Hunderte Gestrandete übernachteten unfreiwillig im Terminal C, die Johanniter stellten rund 200 Feldbetten auf, die Feuerwehr verteilte in der Nacht Snacks und Getränke. Ungeduscht, hungrig und völlig übermüdet sitzen am Mittwochnachmittag immer noch drei Familien auf Sofas im Gang. Reisende eilen mit ihren Trolleys an ihnen vorbei, auf dem Tisch liegen ein paar Schoko-Brötchen. Drei Teenager spielen Karten. «Damit haben wir heute Nacht um 2.00 Uhr angefangen», erzählt die Älteste. Ihr Flug nach Antalya sollte eigentlich am Dienstagabend gegen 20.00 Uhr starten, er wurde auf Donnerstagfrüh gegen 2.00 Uhr verlegt.

Der Reiseveranstalter stelle sich stur, die Airline fühle sich nicht verantwortlich, berichtet David Schmidt aus Berne bei Bremen, der mit Frau und Tochter für eine Woche in die Türkei fliegen wollte. «Das ist kein Urlaub mehr, das ist nur noch Stress», stöhnt Sandra Schmidt. Gegen die Verantwortlichen für ihren alptraumhaften Ferienstart wollen sie gemeinsam mit den anderen beiden Familien aus Dortmund und Ostfriesland juristisch vorgehen.
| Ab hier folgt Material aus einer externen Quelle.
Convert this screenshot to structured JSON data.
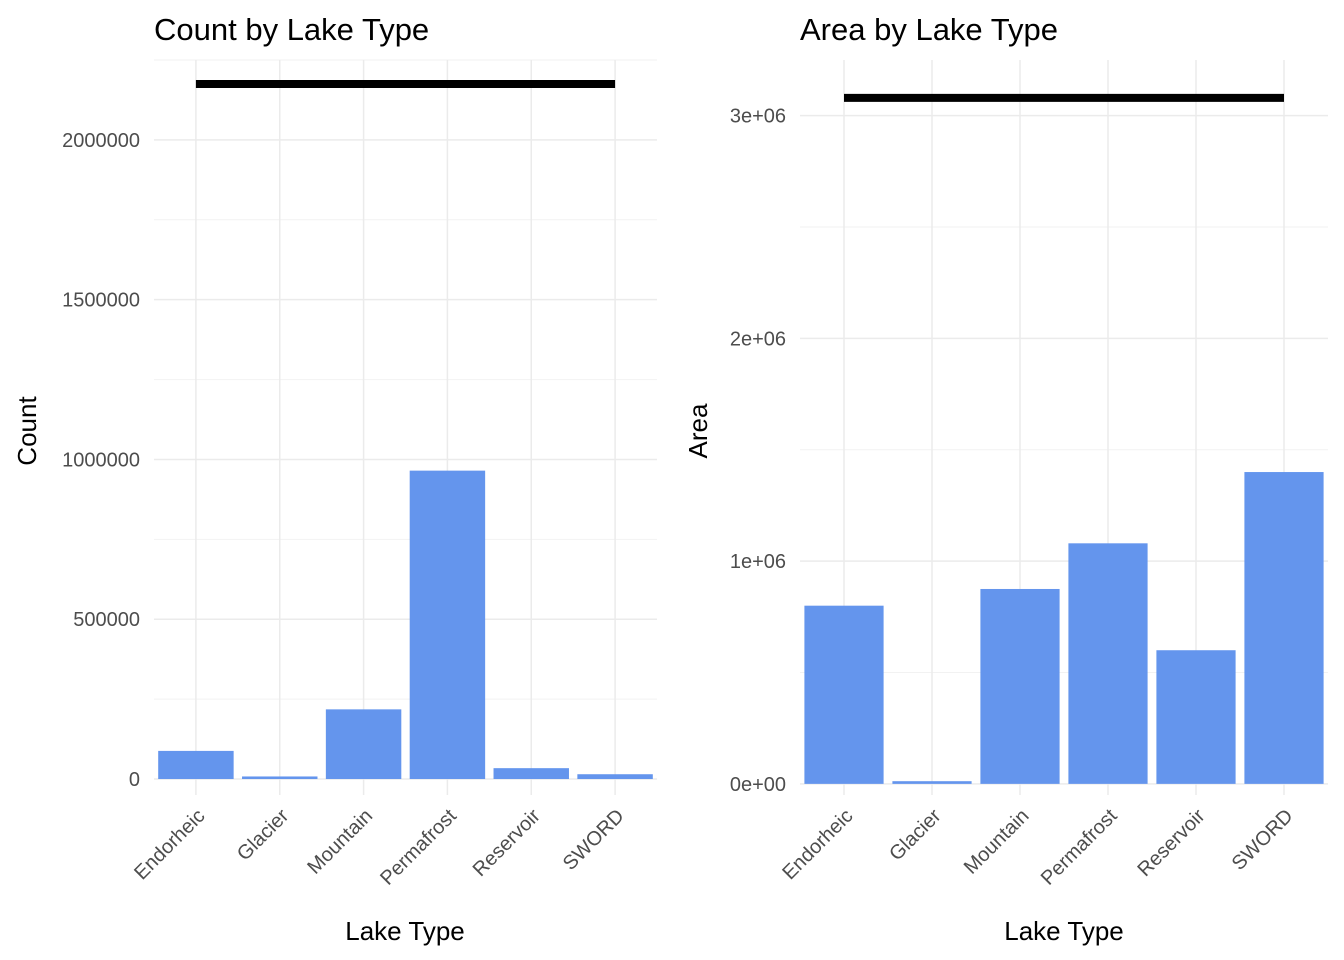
{
  "chart_data": [
    {
      "type": "bar",
      "title": "Count by Lake Type",
      "xlabel": "Lake Type",
      "ylabel": "Count",
      "categories": [
        "Endorheic",
        "Glacier",
        "Mountain",
        "Permafrost",
        "Reservoir",
        "SWORD"
      ],
      "values": [
        88000,
        8000,
        218000,
        965000,
        34000,
        15000
      ],
      "ylim": [
        -50000,
        2250000
      ],
      "yticks": [
        0,
        500000,
        1000000,
        1500000,
        2000000
      ],
      "ytick_labels": [
        "0",
        "500000",
        "1000000",
        "1500000",
        "2000000"
      ],
      "reference_line": {
        "x_from": "Endorheic",
        "x_to": "SWORD",
        "y": 2175000
      },
      "bar_color": "#6495ED",
      "grid": true
    },
    {
      "type": "bar",
      "title": "Area by Lake Type",
      "xlabel": "Lake Type",
      "ylabel": "Area",
      "categories": [
        "Endorheic",
        "Glacier",
        "Mountain",
        "Permafrost",
        "Reservoir",
        "SWORD"
      ],
      "values": [
        800000,
        12000,
        875000,
        1080000,
        600000,
        1400000
      ],
      "ylim": [
        -50000,
        3250000
      ],
      "yticks": [
        0,
        1000000,
        2000000,
        3000000
      ],
      "ytick_labels": [
        "0e+00",
        "1e+06",
        "2e+06",
        "3e+06"
      ],
      "reference_line": {
        "x_from": "Endorheic",
        "x_to": "SWORD",
        "y": 3080000
      },
      "bar_color": "#6495ED",
      "grid": true
    }
  ]
}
Aber wer trägt die Schuld?

Flughafenchef Hille entschuldigt sich ausdrücklich bei den betroffenen Passagieren. «Das war ein ganz großes Ärgernis, ganz großer Mist», sagt er. Schuld habe das Wetter. Die juristische Verantwortung sei nicht geklärt. «Das war nicht vorhersehbar», sagt der Geschäftsführer zu dem Blow-Up. Es gebe keine Sensoren wie bei Autoreifen, die eine Überhitzung der Start- und Landebahn anzeigten. Die Passagiere seien aber nie in Gefahr gewesen, betont er. 

Für Donnerstag und Freitag sind wieder Rekordtemperaturen in Niedersachsen angesagt. Der Wert am Thermometer soll sogar auf 37 Grad klettern. Zwischen den Starts und Landungen fahren nun zwei Löschfahrzeuge der Berufsfeuerwehr und kühlen die Start- und Landebahn mit Tausenden Litern Wasser. «Das Bewässern ist eine Notmaßnahme», sagt Hille. Möglicherweise bringe dies eine Abkühlung von zwei oder drei Grad, um eine Wiederholung des Blow-Ups zu vermeiden. Ganz ausschließen könne man aber nicht, dass das Problem erneut auftaucht.